Initialization
Assuming you have completed the Python Tracker Setup for your Python project, you are now ready to initialize the Python Tracker. There are two ways to this:
- Using the
Snowplow
class. This is preferable for most use cases. - Using the
Tracker
,Emitter
andSubject
classes. This option is useful in case you want to replace one of the internal tracker components (for instance, you want to provide a customEmitter
class).
Option 1: Initialization using the Snowplow class
The Snowplow class contains static
methods to help manage Tracker
objects.
Import the Snowplow class along with the required configuration objects:
from snowplow_tracker import Snowplow, EmitterConfiguration, Subject, TrackerConfiguration
The simplest tracker configuration can be instantiated with the create_tracker()
method as follows:
Snowplow.create_tracker(namespace='ns', endpoint='collector.example.com')
This creates a Tracker
and Emitter
with default settings, with events logged to collector.example.com
.
You can access a tracker in the following way:
Snowplow.get_tracker('ns')
The Snowplow class can be used to initialize trackers using the following properties:
Argument Name | Description | Required? | Default |
---|---|---|---|
namespace | The name of the tracker | Yes | |
endpoint | The collector URL events are sent to | Yes | |
method | The method to use: “get” or “post” | No | post |
emitter_config | The emitter configuration object | No | EmitterConfiguration() |
app_id | The application ID | No | None |
subject | The user being tracked | No | subject.Subject() |
tracker_config | The tracker configuration object | No | TrackerConfiguration() |
Optionally, you may choose to use the TrackerConfiguration
and EmitterConfiguration
classes to configure the emitter and tracker respectively.
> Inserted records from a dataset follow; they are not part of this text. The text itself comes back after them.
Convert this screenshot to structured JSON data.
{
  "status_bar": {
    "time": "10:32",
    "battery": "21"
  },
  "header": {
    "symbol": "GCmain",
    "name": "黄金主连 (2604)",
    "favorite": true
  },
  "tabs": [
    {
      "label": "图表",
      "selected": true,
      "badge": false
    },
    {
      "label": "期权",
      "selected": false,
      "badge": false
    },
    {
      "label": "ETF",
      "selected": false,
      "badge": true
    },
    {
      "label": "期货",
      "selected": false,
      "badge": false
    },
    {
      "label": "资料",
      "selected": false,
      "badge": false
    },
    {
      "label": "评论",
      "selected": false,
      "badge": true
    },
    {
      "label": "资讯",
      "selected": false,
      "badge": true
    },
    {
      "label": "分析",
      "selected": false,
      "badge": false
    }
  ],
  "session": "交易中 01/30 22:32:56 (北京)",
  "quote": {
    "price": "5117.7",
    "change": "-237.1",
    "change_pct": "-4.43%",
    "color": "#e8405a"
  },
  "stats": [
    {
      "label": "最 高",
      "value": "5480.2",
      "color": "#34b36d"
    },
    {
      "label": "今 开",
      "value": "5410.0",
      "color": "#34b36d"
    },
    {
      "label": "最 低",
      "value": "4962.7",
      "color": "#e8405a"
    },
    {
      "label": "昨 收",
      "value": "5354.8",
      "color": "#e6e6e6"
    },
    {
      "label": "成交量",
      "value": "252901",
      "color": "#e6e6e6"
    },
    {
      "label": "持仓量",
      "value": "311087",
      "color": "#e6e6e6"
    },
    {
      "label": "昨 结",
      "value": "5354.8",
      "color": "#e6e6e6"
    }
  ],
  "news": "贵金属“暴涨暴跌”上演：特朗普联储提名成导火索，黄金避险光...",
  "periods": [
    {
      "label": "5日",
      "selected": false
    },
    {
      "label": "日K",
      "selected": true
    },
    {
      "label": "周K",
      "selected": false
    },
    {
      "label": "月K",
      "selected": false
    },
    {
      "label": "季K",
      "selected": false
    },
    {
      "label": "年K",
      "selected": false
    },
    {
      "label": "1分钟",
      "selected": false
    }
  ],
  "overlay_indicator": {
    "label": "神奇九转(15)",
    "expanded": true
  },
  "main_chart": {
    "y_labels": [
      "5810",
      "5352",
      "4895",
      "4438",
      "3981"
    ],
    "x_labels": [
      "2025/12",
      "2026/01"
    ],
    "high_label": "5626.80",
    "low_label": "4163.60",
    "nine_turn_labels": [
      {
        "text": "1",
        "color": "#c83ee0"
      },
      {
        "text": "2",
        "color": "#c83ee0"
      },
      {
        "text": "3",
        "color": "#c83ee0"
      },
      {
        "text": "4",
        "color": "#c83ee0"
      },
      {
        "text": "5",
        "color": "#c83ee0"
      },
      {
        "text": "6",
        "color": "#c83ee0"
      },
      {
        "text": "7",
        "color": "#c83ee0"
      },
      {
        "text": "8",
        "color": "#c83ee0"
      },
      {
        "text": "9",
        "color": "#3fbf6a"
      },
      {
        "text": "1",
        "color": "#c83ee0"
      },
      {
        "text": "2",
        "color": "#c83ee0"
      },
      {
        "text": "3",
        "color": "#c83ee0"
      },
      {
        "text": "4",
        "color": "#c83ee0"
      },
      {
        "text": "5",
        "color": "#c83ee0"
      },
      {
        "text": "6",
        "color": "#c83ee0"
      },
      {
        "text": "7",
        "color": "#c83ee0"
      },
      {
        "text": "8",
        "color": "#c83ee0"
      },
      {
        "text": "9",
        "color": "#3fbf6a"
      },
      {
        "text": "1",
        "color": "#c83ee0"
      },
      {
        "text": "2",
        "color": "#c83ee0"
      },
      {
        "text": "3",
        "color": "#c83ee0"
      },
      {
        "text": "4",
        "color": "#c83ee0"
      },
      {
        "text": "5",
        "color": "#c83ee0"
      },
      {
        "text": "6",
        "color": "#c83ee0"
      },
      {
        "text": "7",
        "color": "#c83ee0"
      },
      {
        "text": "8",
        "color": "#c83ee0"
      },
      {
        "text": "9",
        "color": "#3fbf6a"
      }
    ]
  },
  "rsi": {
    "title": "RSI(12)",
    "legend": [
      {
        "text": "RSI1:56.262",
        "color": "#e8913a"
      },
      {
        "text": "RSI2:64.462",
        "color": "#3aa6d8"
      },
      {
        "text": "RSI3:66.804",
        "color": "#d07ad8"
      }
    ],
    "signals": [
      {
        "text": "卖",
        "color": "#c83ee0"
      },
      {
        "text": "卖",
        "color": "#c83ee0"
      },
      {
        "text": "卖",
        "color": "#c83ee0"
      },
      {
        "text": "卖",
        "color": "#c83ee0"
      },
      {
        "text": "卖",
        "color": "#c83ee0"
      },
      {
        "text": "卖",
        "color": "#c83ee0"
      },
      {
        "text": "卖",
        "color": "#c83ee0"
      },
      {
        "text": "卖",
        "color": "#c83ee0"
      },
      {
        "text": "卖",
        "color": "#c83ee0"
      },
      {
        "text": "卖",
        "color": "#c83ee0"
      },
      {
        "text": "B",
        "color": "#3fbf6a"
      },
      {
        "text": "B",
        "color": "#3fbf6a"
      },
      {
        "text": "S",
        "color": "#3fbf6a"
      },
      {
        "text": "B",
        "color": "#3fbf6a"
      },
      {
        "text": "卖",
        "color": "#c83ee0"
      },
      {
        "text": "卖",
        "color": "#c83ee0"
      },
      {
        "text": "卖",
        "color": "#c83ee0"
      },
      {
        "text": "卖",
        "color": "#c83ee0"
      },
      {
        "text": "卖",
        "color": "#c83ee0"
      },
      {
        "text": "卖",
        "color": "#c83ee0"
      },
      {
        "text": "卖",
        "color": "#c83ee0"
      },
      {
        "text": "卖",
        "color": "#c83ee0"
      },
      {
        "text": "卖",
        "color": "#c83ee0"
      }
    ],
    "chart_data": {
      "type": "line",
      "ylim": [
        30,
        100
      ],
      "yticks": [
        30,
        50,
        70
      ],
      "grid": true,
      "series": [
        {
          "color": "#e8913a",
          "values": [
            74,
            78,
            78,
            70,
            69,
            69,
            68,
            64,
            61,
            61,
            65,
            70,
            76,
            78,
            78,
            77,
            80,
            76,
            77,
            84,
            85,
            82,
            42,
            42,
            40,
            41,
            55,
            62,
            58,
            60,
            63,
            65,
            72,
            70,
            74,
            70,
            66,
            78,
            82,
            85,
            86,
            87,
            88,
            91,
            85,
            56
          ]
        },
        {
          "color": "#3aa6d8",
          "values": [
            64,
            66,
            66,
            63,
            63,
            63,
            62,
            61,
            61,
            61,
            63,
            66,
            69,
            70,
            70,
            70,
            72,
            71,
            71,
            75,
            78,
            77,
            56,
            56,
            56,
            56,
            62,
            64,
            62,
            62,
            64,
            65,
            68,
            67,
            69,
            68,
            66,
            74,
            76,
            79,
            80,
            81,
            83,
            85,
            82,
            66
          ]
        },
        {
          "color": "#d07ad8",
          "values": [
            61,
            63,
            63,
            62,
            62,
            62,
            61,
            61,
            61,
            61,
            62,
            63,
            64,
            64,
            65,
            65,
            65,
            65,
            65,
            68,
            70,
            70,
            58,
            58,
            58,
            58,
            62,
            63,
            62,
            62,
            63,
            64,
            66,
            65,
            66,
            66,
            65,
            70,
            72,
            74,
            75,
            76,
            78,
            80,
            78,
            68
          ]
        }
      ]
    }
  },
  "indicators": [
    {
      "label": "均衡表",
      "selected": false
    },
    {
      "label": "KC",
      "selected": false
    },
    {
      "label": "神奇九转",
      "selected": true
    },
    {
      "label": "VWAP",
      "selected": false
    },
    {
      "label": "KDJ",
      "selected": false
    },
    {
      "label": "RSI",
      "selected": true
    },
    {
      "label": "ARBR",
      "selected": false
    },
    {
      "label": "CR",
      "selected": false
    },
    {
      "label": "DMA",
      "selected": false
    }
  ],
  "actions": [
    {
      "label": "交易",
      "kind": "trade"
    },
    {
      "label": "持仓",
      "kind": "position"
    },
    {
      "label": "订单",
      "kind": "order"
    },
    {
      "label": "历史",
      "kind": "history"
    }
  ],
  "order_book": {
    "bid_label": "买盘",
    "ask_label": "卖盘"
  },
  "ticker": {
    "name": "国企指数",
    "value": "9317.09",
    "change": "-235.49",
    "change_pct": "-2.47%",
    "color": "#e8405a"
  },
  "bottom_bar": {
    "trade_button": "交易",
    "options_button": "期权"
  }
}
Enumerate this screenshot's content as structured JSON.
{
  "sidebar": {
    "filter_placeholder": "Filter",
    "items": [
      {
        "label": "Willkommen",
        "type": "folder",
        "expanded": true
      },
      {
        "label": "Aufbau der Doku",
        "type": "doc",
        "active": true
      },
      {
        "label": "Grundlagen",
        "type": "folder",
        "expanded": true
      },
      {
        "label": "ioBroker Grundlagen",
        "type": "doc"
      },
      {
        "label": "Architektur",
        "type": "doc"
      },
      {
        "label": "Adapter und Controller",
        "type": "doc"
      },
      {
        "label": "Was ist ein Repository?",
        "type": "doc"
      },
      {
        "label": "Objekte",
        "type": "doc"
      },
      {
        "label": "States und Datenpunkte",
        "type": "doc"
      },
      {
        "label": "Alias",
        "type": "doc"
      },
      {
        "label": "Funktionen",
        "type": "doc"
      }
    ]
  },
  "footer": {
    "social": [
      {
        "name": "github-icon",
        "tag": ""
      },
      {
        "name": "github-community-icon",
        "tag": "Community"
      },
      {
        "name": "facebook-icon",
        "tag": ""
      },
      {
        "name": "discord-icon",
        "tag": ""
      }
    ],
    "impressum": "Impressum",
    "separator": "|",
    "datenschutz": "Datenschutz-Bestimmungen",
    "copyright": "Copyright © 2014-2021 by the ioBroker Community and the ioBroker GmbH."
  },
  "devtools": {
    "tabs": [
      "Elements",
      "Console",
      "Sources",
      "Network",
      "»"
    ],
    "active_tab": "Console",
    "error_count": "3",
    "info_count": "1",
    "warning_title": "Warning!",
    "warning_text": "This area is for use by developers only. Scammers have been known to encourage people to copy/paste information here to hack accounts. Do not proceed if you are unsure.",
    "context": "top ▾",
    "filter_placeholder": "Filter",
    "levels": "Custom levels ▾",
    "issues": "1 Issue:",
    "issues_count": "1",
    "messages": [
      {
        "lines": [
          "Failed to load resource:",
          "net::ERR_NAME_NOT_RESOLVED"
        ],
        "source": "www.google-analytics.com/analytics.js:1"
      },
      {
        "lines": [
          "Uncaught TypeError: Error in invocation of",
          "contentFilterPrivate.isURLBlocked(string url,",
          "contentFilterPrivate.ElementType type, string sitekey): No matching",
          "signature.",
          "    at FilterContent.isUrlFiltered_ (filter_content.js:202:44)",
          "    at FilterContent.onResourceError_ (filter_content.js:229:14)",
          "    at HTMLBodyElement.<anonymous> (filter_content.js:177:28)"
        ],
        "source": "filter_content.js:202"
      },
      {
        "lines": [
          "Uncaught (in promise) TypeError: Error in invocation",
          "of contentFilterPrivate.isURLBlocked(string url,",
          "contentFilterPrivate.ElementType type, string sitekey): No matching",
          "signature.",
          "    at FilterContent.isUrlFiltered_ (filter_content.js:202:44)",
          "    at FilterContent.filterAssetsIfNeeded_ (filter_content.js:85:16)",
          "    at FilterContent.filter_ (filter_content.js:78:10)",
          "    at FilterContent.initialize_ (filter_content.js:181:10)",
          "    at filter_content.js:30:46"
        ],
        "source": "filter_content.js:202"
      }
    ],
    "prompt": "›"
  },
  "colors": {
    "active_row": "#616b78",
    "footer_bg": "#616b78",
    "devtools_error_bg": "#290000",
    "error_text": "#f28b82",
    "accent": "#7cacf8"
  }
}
Tracker configuration using TrackerConfiguration
The TrackerConfiguration
class contains settings to encode the payload and provide a custom json serializer. For example:
tracker_config = TrackerConfiguration(
encode_base64=False,
json_encoder=my_custom_encoder
)
Snowplow.create_tracker(
namespace='ns',
endpoint='collector.example.com',
tracker_config = tracker_config
)
Argument Name | Description | Default |
---|---|---|
encode_base64 | Whether JSONs in the payload should be base-64 encoded. | True |
json_encoder | Custom JSON serializer that gets called on non-serializable object. | None |
Emitter configuration using EmitterConfiguration
The EmitterConfiguration
class contains additional settings for the Emitter
initialization. For example:
emitter_config = EmitterConfiguration(
batch_size = 50,
on_success = my_success_function,
on_failure= my_failure_function,
byte_limit = 25000,
request_timeout = (10, 20),
custom_retry_codes = {500: False, 401: True}, # Don't retry 500, retry 401
event_store=my_custom_event_store,
session=requests.Session
)
Snowplow.create_tracker(
namespace='ns',
endpoint='collector.example.com',
emitter_config = emitter_config
)
The full list of arguments is below:
Argument Name | Description | Default |
---|---|---|
batch_size | The maximum number of queued events before the buffer is flushed. | 10 |
on_success | Callback executed after every HTTP request in a flush has status code 200. | None |
on_failure | Callback executed if at least one HTTP request in a flush has status code other than 200. | None |
byte_limit | The size event list after reaching which queued events will be flushed. | None |
request_timeout | Timeout for the HTTP requests. Can be set either as single float value which applies to both "connect" AND "read" timeout, or as tuple with two float values which specify the "connect" and "read" timeouts separately. | None |
custom_retry_codes | Set custom retry rules for HTTP status codes received in emit responses from the Collector. By default, retry will not occur for status codes 400, 401, 403, 410 or 422. This can be overridden here. Note that 2xx codes will never retry as they are considered successful. | None |
event_store | Stores the event buffer and buffer capacity. | InMemoryEventStore |
session | Persist parameters across requests by using a session object | None |
Option 2: Managing "Tracker", "Emitter", and "Subject" directly
Require the Python Tracker's module into your Python code like so:
from snowplow_tracker import Tracker, Emitter, Subject
That's it - you are now ready to initialize a tracker instance.
Creating a tracker
The simplest tracker initialization only requires you to provide the Emitter's endpoint to which the tracker will log events:
e = Emitter(endpoint="collector.example.com")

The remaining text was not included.